今回は、社会福祉の位置づけをより鳥瞰するために、障害者支援の活動に取組んでいる音楽家の湯本拓也さん(ミュージシャン)に話を伺いました。

●ボランティア活動を通じて感じたこと

—現在されている活動と経緯について教えてください。

湯本拓也(以下、湯本) 障害者と健常者が共同生活をする活動に参加しています。昨年、一昨年は新潟県の六日町、今年は長野県の志賀高原で200名程度を集めたイベントが開催されました。開催する場所、宿泊地を決定するための下見や準備などの裏方から、イベント中は運営本部や看護師との連携係、私自身も10名程度のグループを受け持ちました。

また、学校では社会福祉を専攻しており修了時に介護福祉士の資格を取得していました。その後、音楽活動をはじめたので、音楽に関連したチャリティ活動などをおこなっています。新潟県の六日町で開催されたイベントではチャリティ活動に従事する間慎太郎さん(シンガーソングライター。タレント間寛平さんの長男)と演奏する機会がありました。

—障害者支援について問題意識があれば教えてください。

湯本 内閣府が提唱している障害者基本計画には「障害者の自立と社会参加の支援」「共に生きる社会を作る」がテーマとして掲げられています。障害者と共に生きるということは、それぞれが抱える障害を認め、理解して向き合うことだと思います。それは決して難しいことではありません。

障害に対する誤った考えを払拭するには、まずは障害を理解しなくてはいけません。障害の本質を捉えるには多くの知識や実践が必要だと思いますが、まずは障害を理解する意識が必要です。障害を理解する意識とは「障害とは何かを学ぶ姿勢」ではないかと思います。

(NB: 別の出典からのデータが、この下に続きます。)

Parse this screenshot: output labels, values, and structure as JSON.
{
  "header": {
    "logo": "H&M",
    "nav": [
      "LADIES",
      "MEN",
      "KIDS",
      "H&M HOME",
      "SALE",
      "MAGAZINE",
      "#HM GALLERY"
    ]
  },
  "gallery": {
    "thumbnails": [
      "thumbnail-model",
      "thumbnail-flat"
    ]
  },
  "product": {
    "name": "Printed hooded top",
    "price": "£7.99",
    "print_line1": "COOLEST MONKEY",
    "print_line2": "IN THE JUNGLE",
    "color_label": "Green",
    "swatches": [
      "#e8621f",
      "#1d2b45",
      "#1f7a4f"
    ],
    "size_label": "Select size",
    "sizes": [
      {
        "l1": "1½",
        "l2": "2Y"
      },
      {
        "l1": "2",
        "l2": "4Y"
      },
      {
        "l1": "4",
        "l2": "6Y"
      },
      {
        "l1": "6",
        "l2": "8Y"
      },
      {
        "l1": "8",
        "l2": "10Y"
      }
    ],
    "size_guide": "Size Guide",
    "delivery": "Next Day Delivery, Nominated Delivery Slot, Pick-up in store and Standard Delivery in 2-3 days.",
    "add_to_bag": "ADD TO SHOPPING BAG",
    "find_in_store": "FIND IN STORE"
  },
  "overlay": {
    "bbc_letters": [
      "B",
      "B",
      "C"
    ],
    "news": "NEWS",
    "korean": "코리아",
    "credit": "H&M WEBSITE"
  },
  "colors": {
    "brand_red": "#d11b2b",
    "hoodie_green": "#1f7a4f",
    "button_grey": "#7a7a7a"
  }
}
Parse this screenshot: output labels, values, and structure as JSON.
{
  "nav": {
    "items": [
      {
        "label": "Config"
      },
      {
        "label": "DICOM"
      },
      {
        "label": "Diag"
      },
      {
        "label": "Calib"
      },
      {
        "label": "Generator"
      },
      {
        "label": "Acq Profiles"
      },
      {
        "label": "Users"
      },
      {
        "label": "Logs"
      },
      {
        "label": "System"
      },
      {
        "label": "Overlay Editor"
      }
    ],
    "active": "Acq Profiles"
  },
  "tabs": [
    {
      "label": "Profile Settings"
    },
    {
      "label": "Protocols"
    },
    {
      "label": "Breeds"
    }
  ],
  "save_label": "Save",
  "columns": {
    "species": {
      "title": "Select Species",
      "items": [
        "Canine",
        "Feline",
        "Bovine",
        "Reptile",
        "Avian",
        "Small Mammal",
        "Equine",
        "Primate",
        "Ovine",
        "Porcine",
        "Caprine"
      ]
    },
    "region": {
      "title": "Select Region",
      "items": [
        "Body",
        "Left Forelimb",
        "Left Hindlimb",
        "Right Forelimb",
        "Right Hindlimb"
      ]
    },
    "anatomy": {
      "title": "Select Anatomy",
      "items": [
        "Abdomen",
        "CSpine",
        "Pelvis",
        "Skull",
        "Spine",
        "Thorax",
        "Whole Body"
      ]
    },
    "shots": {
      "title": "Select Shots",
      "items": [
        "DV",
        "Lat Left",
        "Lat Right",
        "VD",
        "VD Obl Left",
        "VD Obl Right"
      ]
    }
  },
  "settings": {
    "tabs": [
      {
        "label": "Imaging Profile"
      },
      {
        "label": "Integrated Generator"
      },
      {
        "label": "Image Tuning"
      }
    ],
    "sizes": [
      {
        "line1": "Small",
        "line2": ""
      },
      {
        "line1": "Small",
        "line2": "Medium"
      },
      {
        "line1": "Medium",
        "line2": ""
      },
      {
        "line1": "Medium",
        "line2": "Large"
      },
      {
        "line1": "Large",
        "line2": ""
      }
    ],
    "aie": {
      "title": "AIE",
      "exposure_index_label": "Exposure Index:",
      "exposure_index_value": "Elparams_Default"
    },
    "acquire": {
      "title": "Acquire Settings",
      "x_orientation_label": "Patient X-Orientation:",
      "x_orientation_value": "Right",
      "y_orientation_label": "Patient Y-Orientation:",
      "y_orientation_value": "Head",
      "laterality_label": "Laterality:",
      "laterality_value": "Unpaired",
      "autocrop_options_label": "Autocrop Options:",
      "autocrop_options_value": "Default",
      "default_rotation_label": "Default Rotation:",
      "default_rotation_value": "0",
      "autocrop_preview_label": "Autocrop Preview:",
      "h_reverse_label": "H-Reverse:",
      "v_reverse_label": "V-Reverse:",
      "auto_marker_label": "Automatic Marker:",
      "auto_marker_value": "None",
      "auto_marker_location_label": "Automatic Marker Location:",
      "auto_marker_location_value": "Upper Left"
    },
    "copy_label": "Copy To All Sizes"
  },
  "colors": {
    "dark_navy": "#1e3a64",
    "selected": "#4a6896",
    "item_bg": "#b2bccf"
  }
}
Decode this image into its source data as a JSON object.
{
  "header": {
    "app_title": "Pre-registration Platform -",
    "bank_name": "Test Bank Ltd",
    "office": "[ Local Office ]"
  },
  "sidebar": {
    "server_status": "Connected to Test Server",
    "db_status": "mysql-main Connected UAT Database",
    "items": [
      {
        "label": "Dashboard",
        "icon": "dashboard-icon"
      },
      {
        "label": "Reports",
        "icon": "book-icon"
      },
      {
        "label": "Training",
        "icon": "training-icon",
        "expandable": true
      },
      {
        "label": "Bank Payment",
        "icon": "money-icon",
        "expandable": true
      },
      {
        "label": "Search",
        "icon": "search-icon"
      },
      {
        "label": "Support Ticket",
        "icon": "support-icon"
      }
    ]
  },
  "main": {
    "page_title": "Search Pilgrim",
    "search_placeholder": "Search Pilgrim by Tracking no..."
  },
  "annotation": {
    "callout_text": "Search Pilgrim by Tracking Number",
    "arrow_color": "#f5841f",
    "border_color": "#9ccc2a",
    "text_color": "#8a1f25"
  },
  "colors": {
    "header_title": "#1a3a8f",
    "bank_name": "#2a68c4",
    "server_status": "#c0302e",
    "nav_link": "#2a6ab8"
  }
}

最近、ボランティア活動で単位取得が可能な学校が増えていますが、単位取得が目的になると本末転倒ではないかと思います。まずは障害を理解することが前提としてあり、理解をするための実践としてボランティア活動があり、理解ができたら単位を与えるのが本来の流れのはずです。ボランティア活動は単位を取得するための手段では無いはずです。

●制度ではなく理解を深めなくてはいけない

—日本の福祉をどのように分析していますか。

湯本 福祉先進国と呼ばれる国々では、障害者と健常者が「共存」しているように思います。日本ではどうでしょうか。障害者と健常者が一緒に働く企業、娯楽を共にする施設、はたまた日常の中で買い物をするお店、食事をとるお店などその多くが限定されています。

日本の福祉制度が福祉先進国と比較して劣っているわけではありません。しかし、障害者や福祉に対する国民の理解がまだまだ足りないのではと感じることはあります。私たちが正しい理解を深めるためにも、知識と実践の両面が学べる何らかの施策は必要ではないかと思います。 

ボランティア精神とは、誰もが実践できる素晴らしいビジョンです。ボランティアとその献身の意義は変わらないからです。これからも音楽活動を通じながら、自分に何ができるのかを考え伝えていきたいと思います。

—ありがとうございました。

1972年に米国ペンシルバニア州裁判所は「障害の如何を問わず、すべての子供はその能力に応じて教育を受ける権利を有する」(PARC判決)と宣言しています。これは、差別的な教育に対する是正を求めたものであり、教育のダンピング(教育の放棄)を招く危険性があることへの警告です。

内閣府の平成26年度障害者雇用状況によれば日本における障害者数は、身体障害者366.3万人(人口千人当たり29人)、知的障害者54.7万人(同4人)、精神障害者320.1万人(同25人)であり、国民の6%が何らかの障害を有するとしています。障害者政策は私たちにとって喫緊の課題でもあるのです。